Friday, July 09, 2021

The Payroll team has begun work on Payroll Accounting Adjustments (PAAs) for May, 2021. Please note that PAAs are currently two months behind in processing (and that there are currently 6,100+ PAAS to be processed on a monthly basis).

At this time, Payroll Accounting Journals (PAJs) should not be processed for PAAs. However, if you have no option but to process a PAJ while waiting for a PAA, please note that the PAJ must be reversed when the subsequent PAA is processed.

Why a Payroll Accounting Adjustment, and not a Payroll Accounting Journal?
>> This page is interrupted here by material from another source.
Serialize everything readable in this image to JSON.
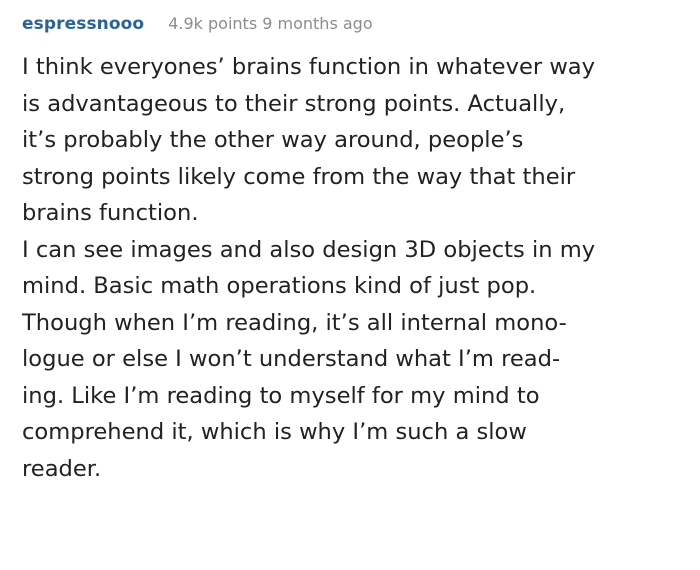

A PAA is required each time an end user submits or updates a record in Workday related to an employee’s retroactive costing allocation. A PAA redirects the employee’s salary and benefit costs to the correct worktags. Unlike a PAJ, a PAA cannot be duplicated and includes benefits costs.

A report is available each pay period in Workday  (one salary, one hourly) that extracts the worker costing allocations that have been submitted in the previous pay period. Then a Payroll team member references that data to create a PAA record in Workday.

Some challenges we’re currently seeing include:

  • Some records need to be split between multiple worktags (multiple data entries required per record)
  • Some records need prorating at the start of a pay period or the end of a pay period (manual calculation of prorated %, multiple data entries per record)
  • Hourly workers require an averaging of hours worked (review of employee hours worked, manual calculation)
  • Workday doesn’t support automation of this manual process, and we continue to look for opportunities to automate wherever possible
  • Records are captured in the PAA export file from Workday that do not require a PAA (i.e. no pay, no change, etc., and wasted effort)

We thank you for your support as we continue to tackle PAA volumes.